Britain’s military operations in Afghanistan have been harshly criticised by the country’s president Hamid Karzai, local officials…

Britain’s military operations in Afghanistan have been harshly criticised by the country’s president Hamid Karzai, local officials and the American commander of Nato troops, according to leaked diplomatic papers.

The secret US embassy cables, obtained by whistle-blowing web site WikiLeaks, report conversations in which Mr Karzai said that Britain was "not up to the task" of securing the southern province of Helmand and suggested the job would be better given to the US.

US general Dan McNeill, who led Nato forces in Afghanistan in 2007/08, is said to have been "dismayed" by a British effort which "made a mess of things" in Helmand.

And Helmand governor Gulab Mangal is said to have criticised British troops for failing to get out of their bases and engage with local people.

The cables are the latest from a cache of 250,000 secret documents obtained by WikiLeaks, whose founder Julian Assange yesterday lost a legal bid to overturn a Swedish court order demanding his arrest for questioning over allegations of rape and sexual assault.

The 39-year-old Australian is believed to be in hiding in England as the latest publications on his whistle-blowing website fuel global uproar.

The latest revelations sparked indignation among some of those linked to the UK deployment in Helmand, which has swollen to 10,000 troops since it began in 2006.

According to the cables, President Karzai told US officials he was puzzled why security in Helmand had deteriorated after the arrival of British troops.

In the aftermath of the 2001 ousting of the Taliban, he had been able to visit the region with just 14 US special forces, but with thousands of British troops on the ground the area was no longer safe, he said.

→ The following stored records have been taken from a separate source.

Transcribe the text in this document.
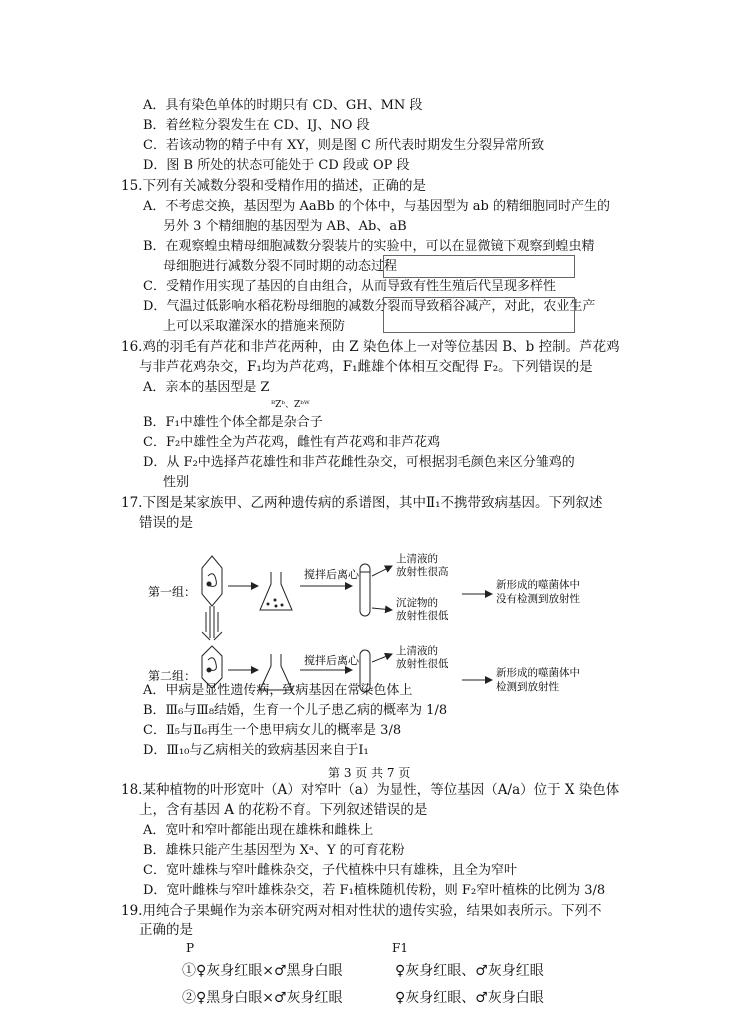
A．具有染色单体的时期只有 CD、GH、MN 段
B．着丝粒分裂发生在 CD、IJ、NO 段
C．若该动物的精子中有 XY，则是图 C 所代表时期发生分裂异常所致
D．图 B 所处的状态可能处于 CD 段或 OP 段
15.下列有关减数分裂和受精作用的描述，正确的是
A．不考虑交换，基因型为 AaBb 的个体中，与基因型为 ab 的精细胞同时产生的
另外 3 个精细胞的基因型为 AB、Ab、aB
B．在观察蝗虫精母细胞减数分裂装片的实验中，可以在显微镜下观察到蝗虫精
母细胞进行减数分裂不同时期的动态过程
C．受精作用实现了基因的自由组合，从而导致有性生殖后代呈现多样性
D．气温过低影响水稻花粉母细胞的减数分裂而导致稻谷减产，对此，农业生产
上可以采取灌深水的措施来预防
16.鸡的羽毛有芦花和非芦花两种，由 Z 染色体上一对等位基因 B、b 控制。芦花鸡
与非芦花鸡杂交，F₁均为芦花鸡，F₁雌雄个体相互交配得 F₂。下列错误的是
A．亲本的基因型是 Z
ᴮZᵇ、Zᵇᵂ
B．F₁中雄性个体全都是杂合子
C．F₂中雄性全为芦花鸡，雌性有芦花鸡和非芦花鸡
D．从 F₂中选择芦花雄性和非芦花雌性杂交，可根据羽毛颜色来区分雏鸡的
性别
17.下图是某家族甲、乙两种遗传病的系谱图，其中Ⅱ₁不携带致病基因。下列叙述
错误的是
第一组：
搅拌后离心
上清液的
放射性很高
沉淀物的
放射性很低
新形成的噬菌体中
没有检测到放射性
第二组：
搅拌后离心
上清液的
放射性很低
新形成的噬菌体中
检测到放射性
A．甲病是显性遗传病，致病基因在常染色体上
B．Ⅲ₆与Ⅲ₈结婚，生育一个儿子患乙病的概率为 1/8
C．Ⅱ₅与Ⅱ₆再生一个患甲病女儿的概率是 3/8
D．Ⅲ₁₀与乙病相关的致病基因来自于Ⅰ₁
第 3 页 共 7 页
18.某种植物的叶形宽叶（A）对窄叶（a）为显性，等位基因（A/a）位于 X 染色体
上，含有基因 A 的花粉不育。下列叙述错误的是
A．宽叶和窄叶都能出现在雄株和雌株上
B．雄株只能产生基因型为 Xᵃ、Y 的可育花粉
C．宽叶雄株与窄叶雌株杂交，子代植株中只有雄株，且全为窄叶
D．宽叶雌株与窄叶雄株杂交，若 F₁植株随机传粉，则 F₂窄叶植株的比例为 3/8
19.用纯合子果蝇作为亲本研究两对相对性状的遗传实验，结果如表所示。下列不
正确的是
P	F1
①♀灰身红眼×♂黑身白眼	♀灰身红眼、♂灰身红眼
②♀黑身白眼×♂灰身红眼	♀灰身红眼、♂灰身白眼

At a meeting with Senator John McCain in December 2008, he said he was relieved that US marines were being sent in to reinforce British troops and "related an anecdote in which a woman from Helmand asked him to 'take the British away and give us back the Americans'".

And a cable sent by the embassy that year said that without US support, "we and Karzai agree the British are not up to the task of securing Helmand" ahead of the next year's presidential elections.

In 2007 Gen McNeill was said to be "particularly dismayed by the British effort". He is reported to have said that "they had made a mess of things in Helmand, their tactics were wrong".

A deal with the Taliban which allowed British troops to be withdrawn from Musa Qala in 2006 "opened the door to narco-traffickers in that area, and now it was impossible to tell the difference between the traffickers and the insurgents. The British could do a lot more, he said, and should, because they have the biggest stake".